Google beat Microsoft by recognizing search was more important than the operating system; Apple beat Microsoft by recognizing mobile was more important than the desktop; SalesForce beat Oracle and SAP because they recognized the benefits of the cloud over on-premise deployments; Voalte is challenging Vocera because they recognized the power of the smartphone long before Vocera did. Athena is challenging Epic and Cerner by pushing the cloud over on premise software. There are countless examples of asymmetric competition in and out of healthcare. Startups win when they compete on new, asymmetric terms. Startups never win by going head to head with the incumbent on the incumbent's terms.

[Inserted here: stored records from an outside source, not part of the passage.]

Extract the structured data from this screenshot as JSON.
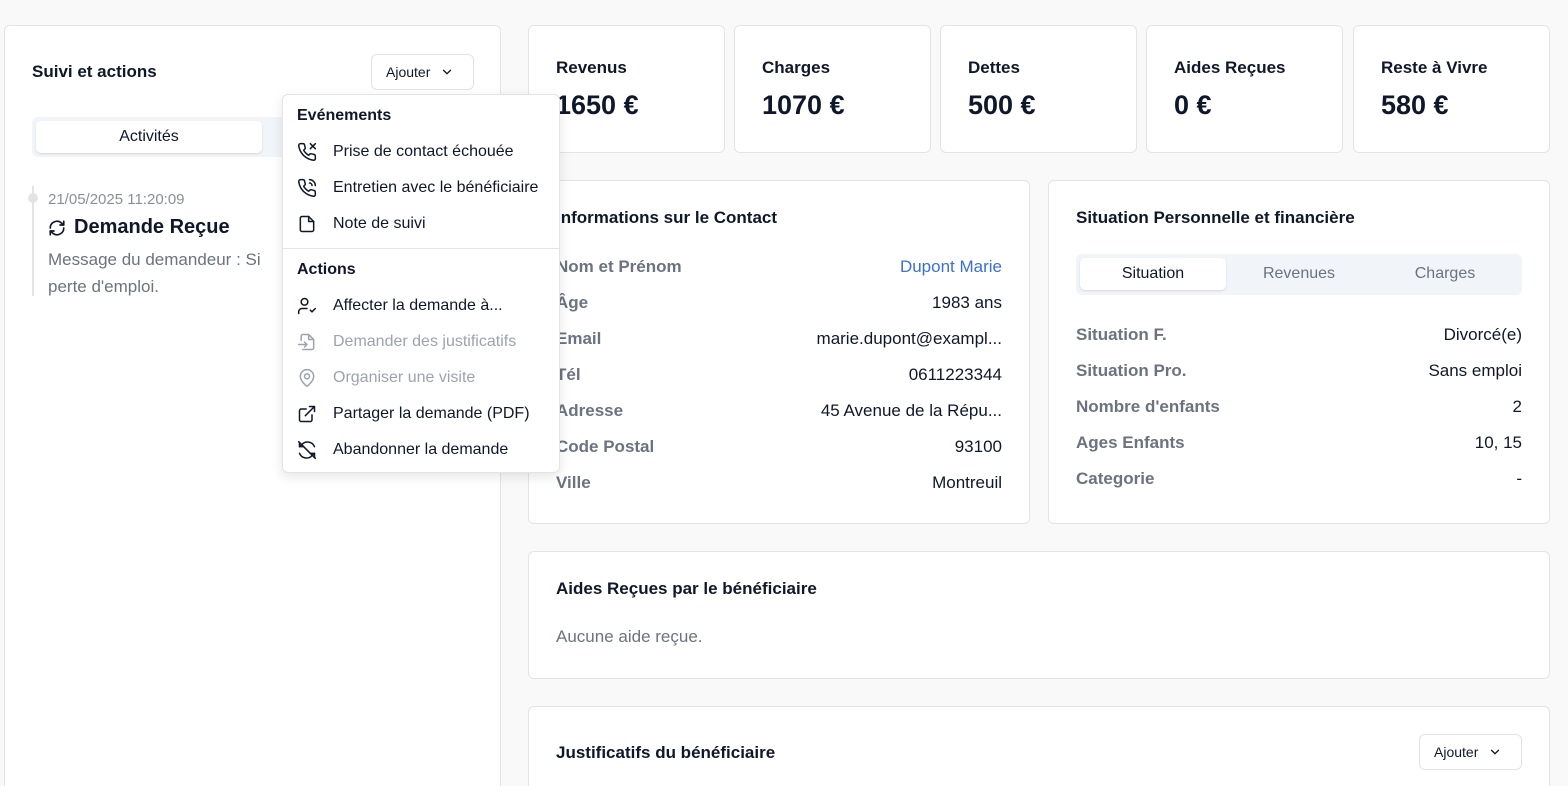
{
  "left_panel": {
    "title": "Suivi et actions",
    "add_button": "Ajouter",
    "tabs": [
      "Activités"
    ],
    "timeline": [
      {
        "date": "21/05/2025 11:20:09",
        "title": "Demande Reçue",
        "message": "Message du demandeur : Si",
        "message_line2": "perte d'emploi."
      }
    ]
  },
  "dropdown": {
    "events_heading": "Evénements",
    "events": [
      {
        "label": "Prise de contact échouée",
        "icon": "phone-missed-icon"
      },
      {
        "label": "Entretien avec le bénéficiaire",
        "icon": "phone-call-icon"
      },
      {
        "label": "Note de suivi",
        "icon": "file-icon"
      }
    ],
    "actions_heading": "Actions",
    "actions": [
      {
        "label": "Affecter la demande à...",
        "icon": "user-check-icon",
        "disabled": false
      },
      {
        "label": "Demander des justificatifs",
        "icon": "file-input-icon",
        "disabled": true
      },
      {
        "label": "Organiser une visite",
        "icon": "map-pin-icon",
        "disabled": true
      },
      {
        "label": "Partager la demande (PDF)",
        "icon": "external-link-icon",
        "disabled": false
      },
      {
        "label": "Abandonner la demande",
        "icon": "refresh-off-icon",
        "disabled": false
      }
    ]
  },
  "stats": [
    {
      "label": "Revenus",
      "value": "1650 €"
    },
    {
      "label": "Charges",
      "value": "1070 €"
    },
    {
      "label": "Dettes",
      "value": "500 €"
    },
    {
      "label": "Aides Reçues",
      "value": "0 €"
    },
    {
      "label": "Reste à Vivre",
      "value": "580 €"
    }
  ],
  "contact": {
    "title": "Informations sur le Contact",
    "rows": [
      {
        "key": "Nom et Prénom",
        "value": "Dupont Marie"
      },
      {
        "key": "Âge",
        "value": "1983 ans"
      },
      {
        "key": "Email",
        "value": "marie.dupont@exampl..."
      },
      {
        "key": "Tél",
        "value": "0611223344"
      },
      {
        "key": "Adresse",
        "value": "45 Avenue de la Répu..."
      },
      {
        "key": "Code Postal",
        "value": "93100"
      },
      {
        "key": "Ville",
        "value": "Montreuil"
      }
    ]
  },
  "situation": {
    "title": "Situation Personnelle et financière",
    "tabs": [
      "Situation",
      "Revenues",
      "Charges"
    ],
    "rows": [
      {
        "key": "Situation F.",
        "value": "Divorcé(e)"
      },
      {
        "key": "Situation Pro.",
        "value": "Sans emploi"
      },
      {
        "key": "Nombre d'enfants",
        "value": "2"
      },
      {
        "key": "Ages Enfants",
        "value": "10, 15"
      },
      {
        "key": "Categorie",
        "value": "-"
      }
    ]
  },
  "aides": {
    "title": "Aides Reçues par le bénéficiaire",
    "empty": "Aucune aide reçue."
  },
  "justificatifs": {
    "title": "Justificatifs du bénéficiaire",
    "add_button": "Ajouter"
  },
  "colors": {
    "link": "#3b6fd4",
    "muted": "#6b7280",
    "border": "#e4e4e7"
  }
}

We are in an era of change in healthcare. Risk based models are slowly becoming the dominant care delivery model, and this is creating enormous opportunity for startups to enter the space. Unfortunately, the government is largely dictating the scope and themes of risk-based care delivery, which is many ways actually stifling innovation.

This is the problem for health IT entrepreneurship today. Despite all of the ongoing change in healthcare, it’s actually harder than ever before to change healthcare delivery things as a startup. There is simply not enough attention of bandwidth to go around. When CIOs have strict project schedules that stretch out 18 months, how can startups break in? Startups can’t survive 18 month sales cycles.

Thus the is paradox of innovation: the more you're told to innovate, the less you actually can.